Last Friday, though, I received a rejection slip from a publication. Having worked for a number of years for The Black Warrior Review, I understand this situation from both sides. As a staffer, I would sometimes see almost one hundred new submissions a week. This situation was complicated by the fact that most of the BWR staff was not around during the summer months, because graduate students, most of them in the MFA program, composed the staff and would need the summer to have adventures, earn money, and write. (If you are a person given to sending creative writing to literary journals, please pay attention to the reading times they post, because you may be setting yourself up for disappointment merely by mailing in submissions at the wrong time of year.) In any case, when there was a big pile of submissions (unfortunately often referred to as "the slush pile"), material had to be spectacular just to survive the first cut. Poems would have to catch attention in just the first few lines; prose had to snare a reader by the top of the second page. In a slush pile, material that did not start strong would not have a chance to finish. For the BWR, the worse times for material to show up would be during the summer right up to the fall semester and during the winter break--both of these times would result in slush piles at the beginning of a semester. It was better for a submission to arrive about a month into the sorting process, so that it could get a better reading and, with any luck, perhaps be superior to pieces already kept. I know this process sounds brutal, and it does bruise egos, but that is how it worked for us then. I see no reason for it to work any new way now.

I should also note that, usually, the longer a journal has a piece, the more likely that its editors are giving that piece consideration. Up to a few months, that poem, article, or story has captured someone's attention. If I have not heard from a publication after six months, I am concerned that perhaps the piece has been forgotten, but I do not mind the hope in the first five months. As discouraging as it can be to receive a submission back within a couple of weeks, I prefer the anticipation of a few months' wait.

The other matter one must keep in mind has to do with the fact that the sheer number of pieces these journals receive means that work of merit will not be included for publication. These journals have budgets, they have only so many pages to allot to content, and, as is often the case, they begin to build an issue around one or two notable pieces that they have decided to accept. Even if the editorial staffs have only subconsciously put a theme or a correlation together, these choices matter as they develop the entire issue. A wonderful piece of material just may not fit with what the staff has already developed. When a person receives a rejection slip that says, "Your work does not fit our current needs," that note does not automatically mean, "we think you are a talentless hack, and, if you had any soul at all, you would not inflict your demented, illiterate, cliched, sociopathic, immature, hackneyed bear spoor on anyone ever again." That note usually means precisely what it says--it does not mean that your submission will never find a place at all.

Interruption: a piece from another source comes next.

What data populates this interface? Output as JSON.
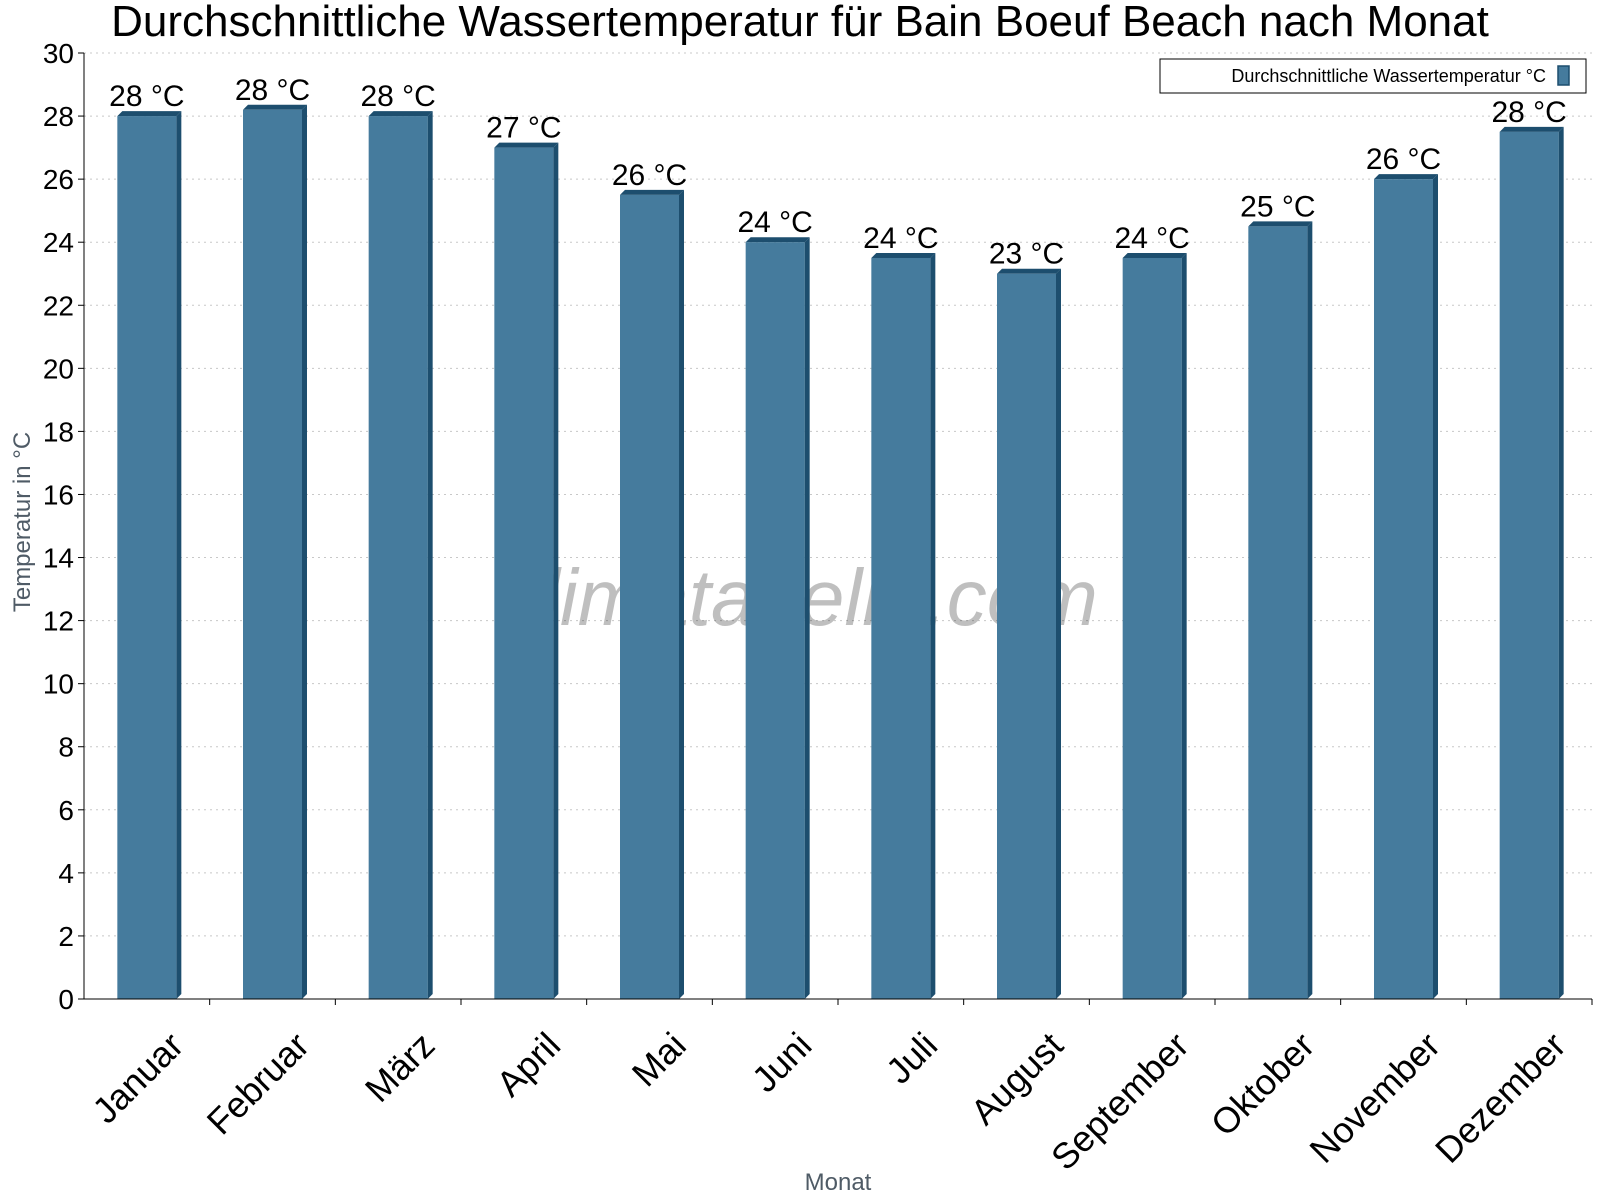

In the past, I have gotten the prefab rejection note with scribbled encouragement to send something else. I do not interpret the slip as a sign to stop. I send that journal something new.

I will also send the returned material somewhere else. There are many fine journals out there, established by people who want to encourage creativity, who hope they will have the opportunity to discover a new worthy talent, who understand that in a culture of vanity presses and internet submersion that permits anybody to place any digital presentation on the web practically forever (sort of like, you know, a blog entry), we still value the confidence an editor grants when sending the acceptance note, affirming that one's accomplishment deserves the attention of like-minded others.

I kept my pact with some like-minded others, and I look forward to hearing that they have kept their pact with me.

1 comment:

  1. Thanks for encouraging the rest of us to get stuff out there! I was happy to send a couple new poems out today as well as some that have been rejected before, but ones I believe will find a home somewhere. I'm keeping the faith.